7.1.5: This is to ensure someone is responsible for chairing the meetings.
7.2: It is good to decide on a minimum number of meetings that will be held each year. This clause enables meetings to be held by teleconference or via the internet in case people cannot meet face to face.
Charitable trusts are not required by law to hold annual general meetings and these are usually associated with organisations that have a membership. However, some charitable trusts do have members that vote for trustees and these would normally have AGMs.
7.3: This is to ensure minutes are properly kept.
Clause 8 Powers: The powers of the board allow it to buy and sell property, employ people (including members of its board), and do a number of other things necessary to carry out its job properly. This section is written broadly to give the board wide powers so it is not hampered.

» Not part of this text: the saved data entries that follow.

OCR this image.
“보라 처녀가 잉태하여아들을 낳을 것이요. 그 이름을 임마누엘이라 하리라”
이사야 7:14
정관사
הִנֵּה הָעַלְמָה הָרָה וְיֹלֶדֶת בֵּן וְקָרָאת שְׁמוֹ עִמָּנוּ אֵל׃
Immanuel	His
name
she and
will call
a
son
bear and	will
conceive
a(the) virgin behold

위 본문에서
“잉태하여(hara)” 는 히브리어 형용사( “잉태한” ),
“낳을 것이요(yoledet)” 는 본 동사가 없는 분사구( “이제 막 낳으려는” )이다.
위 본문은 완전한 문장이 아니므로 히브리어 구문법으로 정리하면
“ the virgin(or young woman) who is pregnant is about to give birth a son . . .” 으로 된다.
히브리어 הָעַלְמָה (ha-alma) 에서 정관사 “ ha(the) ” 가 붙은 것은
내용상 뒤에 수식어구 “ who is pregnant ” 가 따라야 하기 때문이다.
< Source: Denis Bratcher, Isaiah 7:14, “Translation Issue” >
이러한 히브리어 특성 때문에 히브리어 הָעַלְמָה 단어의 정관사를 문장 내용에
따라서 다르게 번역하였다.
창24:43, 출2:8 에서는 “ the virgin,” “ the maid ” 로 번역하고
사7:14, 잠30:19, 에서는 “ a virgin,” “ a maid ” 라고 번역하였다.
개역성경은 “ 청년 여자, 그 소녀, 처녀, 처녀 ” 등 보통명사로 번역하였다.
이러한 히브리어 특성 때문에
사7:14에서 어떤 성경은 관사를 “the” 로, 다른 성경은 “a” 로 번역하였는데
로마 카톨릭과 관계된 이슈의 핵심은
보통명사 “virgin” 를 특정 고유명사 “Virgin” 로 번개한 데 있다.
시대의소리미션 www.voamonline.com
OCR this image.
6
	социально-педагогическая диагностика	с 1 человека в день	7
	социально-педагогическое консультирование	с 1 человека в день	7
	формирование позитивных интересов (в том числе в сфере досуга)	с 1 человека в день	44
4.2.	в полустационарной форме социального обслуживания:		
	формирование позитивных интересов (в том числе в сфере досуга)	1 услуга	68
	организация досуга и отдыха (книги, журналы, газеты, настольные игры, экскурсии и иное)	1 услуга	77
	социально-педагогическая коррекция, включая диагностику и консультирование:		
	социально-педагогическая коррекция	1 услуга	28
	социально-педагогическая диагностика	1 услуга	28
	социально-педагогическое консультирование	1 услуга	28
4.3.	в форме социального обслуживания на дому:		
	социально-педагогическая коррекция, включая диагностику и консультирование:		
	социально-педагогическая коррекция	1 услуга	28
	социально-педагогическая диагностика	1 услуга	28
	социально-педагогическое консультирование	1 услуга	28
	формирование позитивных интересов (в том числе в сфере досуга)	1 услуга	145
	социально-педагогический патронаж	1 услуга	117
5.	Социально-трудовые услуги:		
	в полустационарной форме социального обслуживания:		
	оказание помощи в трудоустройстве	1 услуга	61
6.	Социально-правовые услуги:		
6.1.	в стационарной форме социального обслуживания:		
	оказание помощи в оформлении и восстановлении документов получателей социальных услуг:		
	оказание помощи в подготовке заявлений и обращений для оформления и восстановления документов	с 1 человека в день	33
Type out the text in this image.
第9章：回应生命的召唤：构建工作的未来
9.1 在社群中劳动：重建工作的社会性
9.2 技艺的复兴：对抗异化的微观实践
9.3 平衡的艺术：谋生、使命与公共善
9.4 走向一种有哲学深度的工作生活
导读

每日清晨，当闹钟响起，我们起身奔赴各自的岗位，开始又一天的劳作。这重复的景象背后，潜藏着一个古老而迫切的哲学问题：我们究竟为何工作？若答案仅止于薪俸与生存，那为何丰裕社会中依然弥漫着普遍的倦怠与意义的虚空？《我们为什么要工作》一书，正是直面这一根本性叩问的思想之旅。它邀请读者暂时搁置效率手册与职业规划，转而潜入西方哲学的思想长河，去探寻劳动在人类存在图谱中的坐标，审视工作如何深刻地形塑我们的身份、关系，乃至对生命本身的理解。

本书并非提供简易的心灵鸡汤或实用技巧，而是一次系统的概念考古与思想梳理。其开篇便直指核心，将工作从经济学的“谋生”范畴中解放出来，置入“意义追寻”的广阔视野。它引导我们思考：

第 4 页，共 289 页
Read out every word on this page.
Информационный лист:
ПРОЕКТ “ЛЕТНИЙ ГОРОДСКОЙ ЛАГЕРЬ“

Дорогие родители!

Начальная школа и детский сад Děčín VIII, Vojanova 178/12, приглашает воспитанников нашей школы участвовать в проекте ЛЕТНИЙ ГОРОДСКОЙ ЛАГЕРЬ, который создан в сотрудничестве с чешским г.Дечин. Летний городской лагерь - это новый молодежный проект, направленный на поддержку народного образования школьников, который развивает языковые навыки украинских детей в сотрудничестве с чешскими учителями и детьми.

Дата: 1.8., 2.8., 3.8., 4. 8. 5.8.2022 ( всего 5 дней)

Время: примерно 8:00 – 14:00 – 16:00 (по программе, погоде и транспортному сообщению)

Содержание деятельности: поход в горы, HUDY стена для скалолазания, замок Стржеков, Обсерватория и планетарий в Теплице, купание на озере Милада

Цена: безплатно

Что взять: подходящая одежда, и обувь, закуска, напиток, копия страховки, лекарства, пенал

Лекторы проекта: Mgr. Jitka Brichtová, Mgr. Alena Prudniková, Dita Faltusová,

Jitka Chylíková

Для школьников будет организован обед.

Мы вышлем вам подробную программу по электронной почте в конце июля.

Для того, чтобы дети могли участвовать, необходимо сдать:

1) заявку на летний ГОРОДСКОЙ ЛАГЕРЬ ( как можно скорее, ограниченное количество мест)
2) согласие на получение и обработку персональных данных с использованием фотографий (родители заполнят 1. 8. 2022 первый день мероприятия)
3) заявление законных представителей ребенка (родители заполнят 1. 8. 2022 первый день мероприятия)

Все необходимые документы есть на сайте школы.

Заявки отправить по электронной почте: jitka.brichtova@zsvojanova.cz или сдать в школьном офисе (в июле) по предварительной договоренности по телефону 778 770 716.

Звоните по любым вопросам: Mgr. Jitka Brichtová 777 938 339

Clause 9 Pecuniary Benefit: The pecuniary benefit clause is required by Inland Revenue for all organisations wanting charitable, non-profit, or sports promoter tax status from IRD. The clause is designed to prevent members of the society using their position to benefit themselves or their close family members. In simple terms it means:
Clause 10 Delegation: This clause allows the board to delegate day-to-day management of the trust's affairs and to delegate matters to committees as it sees fit. The board retains ultimate responsibility for decisions made.
Clause 11 Financial Arrangements: The deed must provide for the investment and control of funds. The sample clause is worded very generally to give flexibility enabling the board to change the financial procedures from time to time without having to alter the deed. The sample trust has a financial year of 1st January to 31st December although this can be changed. Many organisations find it easiest to have their financial year lined up with their main funders so for example if they are mainly funded by government their financial year would be from 1 July to 30 June the following year.
11.4: Gives the board the option of having its accounts audited. Most funders you approach will ask for your accounts to be audited.
Clause 12 Common Seal: The common seal is the deed's official stamp, which is sometimes required to be used on documents (e.g. particularly when borrowing money or purchasing property). The Rules must state who can use the common seal (e.g. the Chairperson and one other person appointed by the committee). They must also state who is to look after the common seal.
Clause 13 Mediation/arbitration: This provides a dispute resolution mechanism to enable individual trustees unhappy with particular decisions to have these resolved with external assistance without having to go to the High Court.
Clause 14 Trustee Liability: This clause limits trustee liability although it is important to remember the board and individual trustees still need to act prudently, in line with the trust deed and any other policies, and legally.
Clause 15 Winding Up: If, for whatever reason, a board decides it should wind up, this clause enables the gifting of surplus assets (after all debts have been paid) to another charitable organisation/s. Alternatively, a particular charitable organisation/s could be named here, although it is usually better to give the trustees at the time the flexibility to decide who to give surplus funds to. If the trustees wish to be a donee organisation they should limit any distributions to New Zealand.
Clause 16 Alterations of Rules: If trustees decide to amend the rules of a trust, this clause allows any of the rules to be amended by a majority of the Trustees as long as it does not affect the charitable nature of the Trust. If an amendment clause is not included, trustees will have to apply to the High Court to amend the trust deed.
This template has been provided to assist your community organisation. It is provided for guidance only.
Users are encouraged to seek more information on specific topics and to seek opinion from a legal practitioner on any employment or legal issue.